なお、50歳以上の方は「ねんきん定期便」でおおよその年金額(年金見込額)を確認できますが、50歳未満の方に届く「ねんきん定期便」では、将来の年金額を確認できません。

50歳未満の方は、日本年金機構の「ねんきんネット」を利用すれば、詳細な条件を設定した試算が行えるため、必要に応じて活用すると良いでしょう。

老後は年金だけで過ごせる?必要になる資金と備え方

生命保険文化センターの「生活保障に関する調査」によると、夫婦2人が老後生活を送るうえで最低限必要とされる金額は、平均月額23.2万円です。また、ゆとりのある生活を送るには、平均37.9万円が必要とされています(※)。

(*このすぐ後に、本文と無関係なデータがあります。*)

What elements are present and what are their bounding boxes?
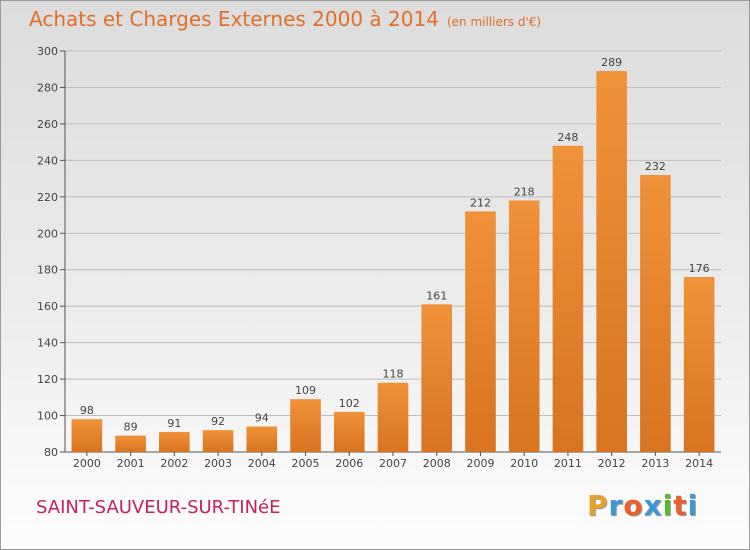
y-tick-label: 120 [37,373,58,386]
data-label-2007: 118 [383,368,404,381]
brand-logo: Proxiti [587,489,698,522]
y-tick-label: 220 [37,191,58,204]
data-label-2010: 218 [514,185,535,198]
brand-letter: i [662,489,674,522]
data-label-2011: 248 [557,131,578,144]
bar-2010 [508,200,540,452]
y-tick-label: 140 [37,337,58,350]
bar-2006 [333,411,365,452]
chart-title-text: Achats et Charges Externes 2000 à 2014 [29,7,439,31]
x-tick-label-2006: 2006 [335,457,363,470]
data-label-2000: 98 [80,404,94,417]
data-label-2001: 89 [124,421,138,434]
data-label-2006: 102 [339,397,360,410]
bar-2009 [465,211,496,452]
y-tick-label: 280 [37,81,58,94]
data-label-2009: 212 [470,196,491,209]
x-tick-label-2000: 2000 [73,457,101,470]
x-tick-label-2012: 2012 [598,457,626,470]
brand-letter: o [623,489,644,522]
brand-letter: P [587,489,609,522]
chart-title: Achats et Charges Externes 2000 à 2014 (e… [29,7,541,31]
y-tick-label: 80 [44,446,58,459]
data-label-2004: 94 [255,411,269,424]
bar-2007 [377,382,409,452]
data-label-2013: 232 [645,160,666,173]
x-tick-label-2005: 2005 [292,457,320,470]
bar-2011 [552,145,584,453]
y-tick-label: 300 [37,45,58,58]
brand-letter: x [643,489,663,522]
y-tick-label: 180 [37,264,58,277]
data-label-2005: 109 [295,384,316,397]
data-label-2008: 161 [426,289,447,302]
data-label-2012: 289 [601,56,622,69]
y-tick-label: 100 [37,410,58,423]
x-tick-label-2013: 2013 [641,457,669,470]
x-tick-label-2014: 2014 [685,457,713,470]
y-tick-label: 260 [37,118,58,131]
x-tick-label-2001: 2001 [117,457,145,470]
bar-2014 [683,277,715,452]
bar-2004 [246,426,278,452]
y-tick-label: 200 [37,227,58,240]
bar-2003 [202,430,234,452]
x-tick-label-2002: 2002 [160,457,188,470]
commune-name: SAINT-SAUVEUR-SUR-TINéE [36,497,281,518]
x-tick-label-2007: 2007 [379,457,407,470]
bar-2008 [421,304,453,452]
x-tick-label-2004: 2004 [248,457,276,470]
bar-2002 [159,431,190,452]
brand-letter: i [687,489,699,522]
data-label-2014: 176 [689,262,710,275]
x-tick-label-2011: 2011 [554,457,582,470]
bar-2001 [115,435,146,452]
y-tick-label: 240 [37,154,58,167]
brand-letter: r [608,489,624,522]
x-tick-label-2010: 2010 [510,457,538,470]
data-label-2002: 91 [167,417,181,430]
bar-2005 [290,399,321,452]
x-tick-label-2008: 2008 [423,457,451,470]
brand-letter: t [673,489,688,522]
chart-subtitle: (en milliers d'€) [446,15,542,29]
bar-2013 [640,174,671,453]
y-tick-label: 160 [37,300,58,313]
data-label-2003: 92 [211,415,225,428]
bar-2012 [596,71,627,453]
x-tick-label-2009: 2009 [466,457,494,470]
bar-2000 [71,419,103,452]
x-tick-label-2003: 2003 [204,457,232,470]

安心して老後を迎えるためにも、自らで取り組める老後への備えも検討しましょう。

(※)出典:生命保険文化センター「生活保障に関する調査」/2022(令和4)年度

繰上げ・繰下げ受給

公的年金は原則65歳から受給できますが、繰上げ受給・繰下げ受給も選択できます。

・繰上げ受給:年金を60~64歳に繰り上げて受給すること
・繰下げ受給:年金を66~75歳の間に繰り下げて受給すること

年金を65歳で受け取らず、66歳~75歳の間に繰り下げて受給を開始した場合、繰り下げた分だけ受け取れる年金額が増えます。

増額率は1ヶ月あたり0.7%に設定されており、年金受給を遅らせることで年金額が最大84%増額します。老齢基礎年金と老齢厚生年金は、別々に繰り下げることも可能です。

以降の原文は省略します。